NOTICE: The Charter Vision project is dormant as of January 2008. This website is provided for archival purposes only.

Achievement Gap Adds Urgency To The Task

Regular listeners to Garrison Keillor’s “A Prairie Home Companion” may have the mistaken impression that there is a less urgent need to change and improve public education in Minnesota. At least in mythical Lake Webegon, “all children are above average.” Aside from the statistical impossibility of such a claim, “tain’t so.”

It is true that, using aggregate and average testing and other student performance data, Minnesota continues to look very good when compared with other states. Our students score well on the National Assessment of Educational Progress (NAEP) tests, as well as the ACT, SAT, Advance Placement and International Baccalaureate tests, all taken by students who are headed for college.

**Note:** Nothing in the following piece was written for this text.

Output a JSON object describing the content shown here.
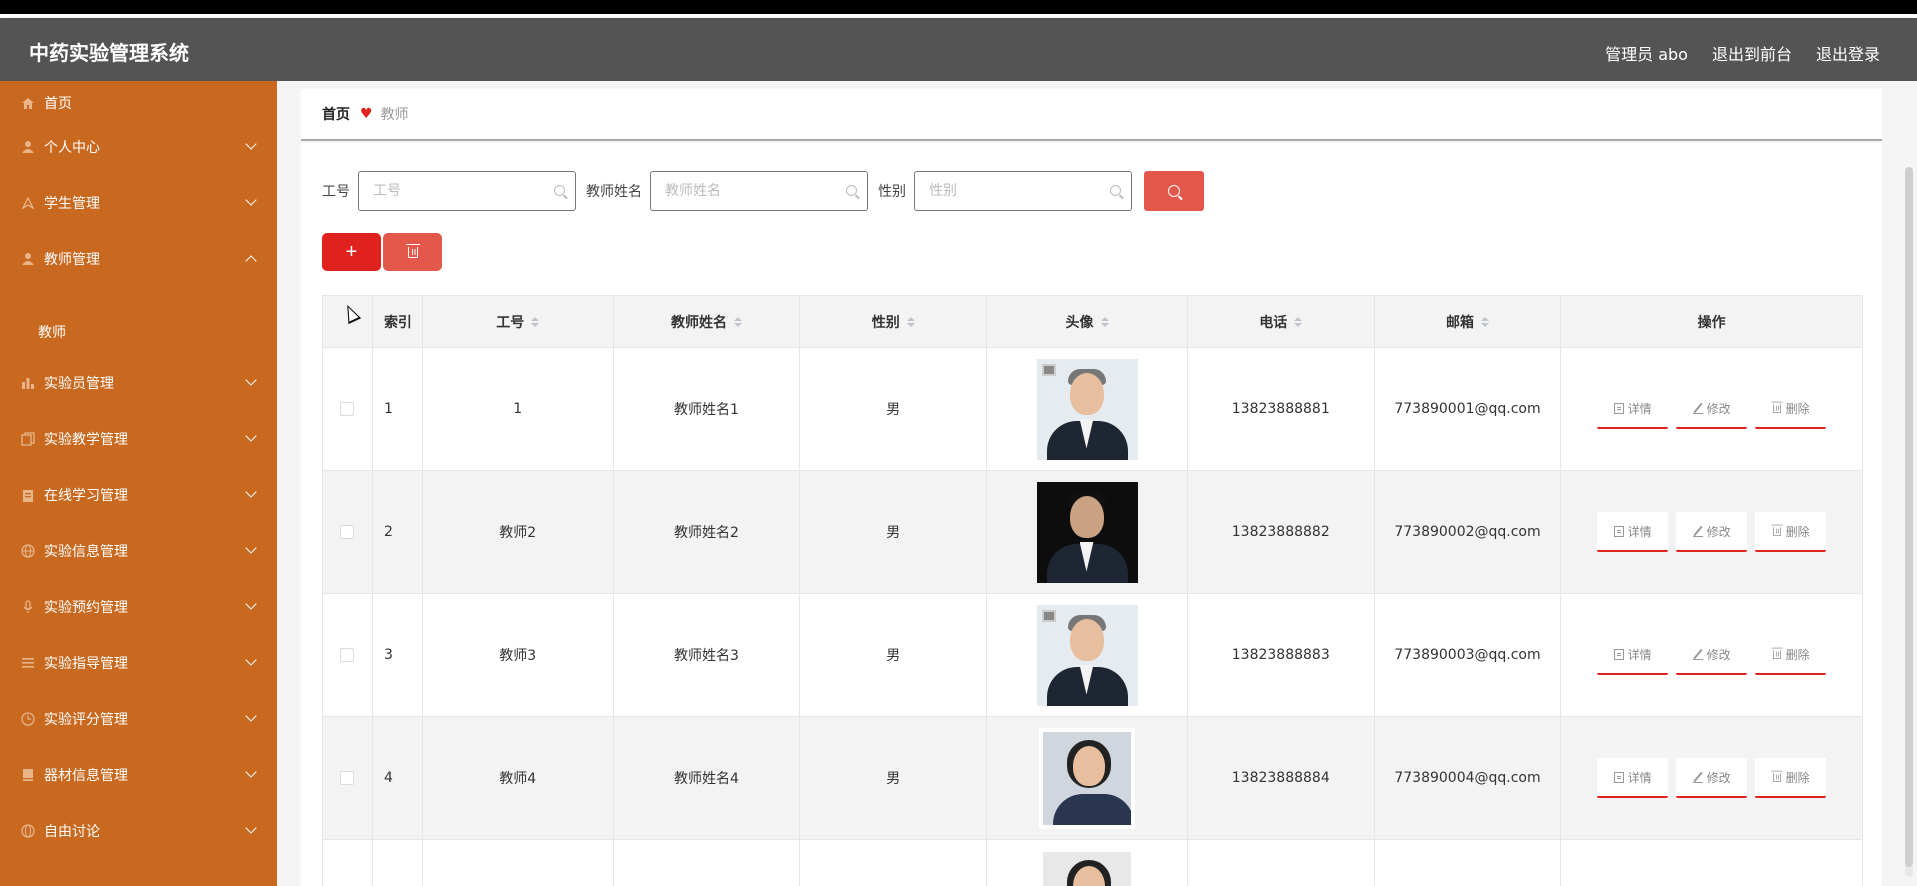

But, one of Minnesota’s family secrets is that Minnesota has huge and unacceptable gaps in achievement levels and high school graduate rates among its increasingly diverse communities.

According to the Center on Education Policy, the state has the largest achievement difference between African-American and white students among the 19 states that require graduation exams. The Center notes that 78 percent of Minnesota white students passed the math portion of the state’s eighth-grade basis skills test on the first try, compared with 33 percent of the black students. And, the rate at which black student pass the reading portion of the eight-grade basis skills test lags 38 percentage points behind white students.

MCA Graph 1
MCA Graph 2

The Minnesota Minority Education Partnership (MMEP) recently issued a report further documenting these gaps across a number of different racial and ethnic groups in the state. The graphs above show the differences among students of various racial groups on the state’s third grade standardized tests for both reading and math.

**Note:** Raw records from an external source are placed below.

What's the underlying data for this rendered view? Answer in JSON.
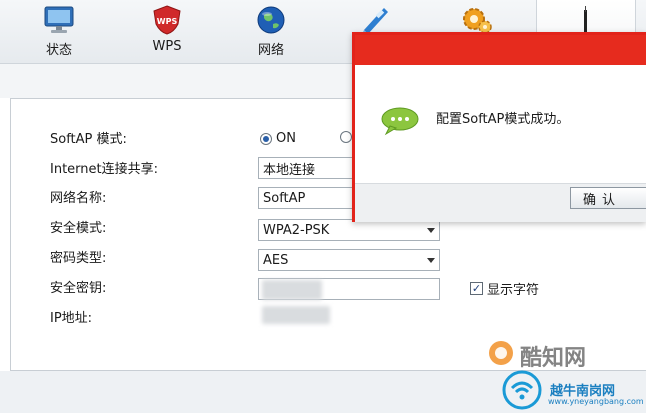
{
  "toolbar": {
    "items": [
      {
        "label": "状态",
        "icon": "monitor-icon"
      },
      {
        "label": "WPS",
        "icon": "wps-shield-icon"
      },
      {
        "label": "网络",
        "icon": "globe-icon"
      },
      {
        "label": "",
        "icon": "wireless-icon"
      },
      {
        "label": "",
        "icon": "gear-icon"
      },
      {
        "label": "",
        "icon": "router-icon"
      }
    ]
  },
  "form": {
    "softap_mode": {
      "label": "SoftAP 模式:",
      "on_label": "ON",
      "selected": "ON"
    },
    "internet_sharing": {
      "label": "Internet连接共享:",
      "value": "本地连接"
    },
    "network_name": {
      "label": "网络名称:",
      "value": "SoftAP"
    },
    "security_mode": {
      "label": "安全模式:",
      "value": "WPA2-PSK"
    },
    "cipher_type": {
      "label": "密码类型:",
      "value": "AES"
    },
    "security_key": {
      "label": "安全密钥:",
      "value": ""
    },
    "show_chars": {
      "label": "显示字符",
      "checked": true
    },
    "ip_address": {
      "label": "IP地址:",
      "value": ""
    }
  },
  "dialog": {
    "message": "配置SoftAP模式成功。",
    "ok_label": "确认",
    "accent_color": "#e62b1e"
  },
  "watermarks": {
    "site_cn": "酷知网",
    "site2_cn": "越牛南岗网",
    "site2_url": "www.yneyangbang.com"
  }
}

In math, for example, 63 percent of white students in the state exhibited either “superior performance beyond grade level” or “solid grade level skills,” while the percentage totals in those two categories for American Indian students was 36 percent; 44 percent for Asian/Pacific Islander students; 29 percent for Hispanics and 27 percent for Black students. For third grade reading, the percentages of students in these two top categories was 66 percent for white student, 42 percent for American Indians, 28 for Asian/Pacific Islanders and 29 percent for both Hispanic and Black students.

The MMEP report documents similar gaps in high school completion and college attendance rates. In 2001, for example, the Minnesota Department of Education found 39 percent of black students graduated in four years, compared to 43 percent of American Indian Students, 47 percent of Hispanic students, 68 percent of Asian students and 83 percent of Whites.

The MMEP argues that the urgency to address these disparities is growing as the percentage of the state’s population in lower-performing demographic groups continues to grow. And the MMEP notes that — with huge percentages increases in non-white populations now living in selected suburbs and rural communities — these gaps in student achievement are no longer a concern only in Minneapolis and St. Paul.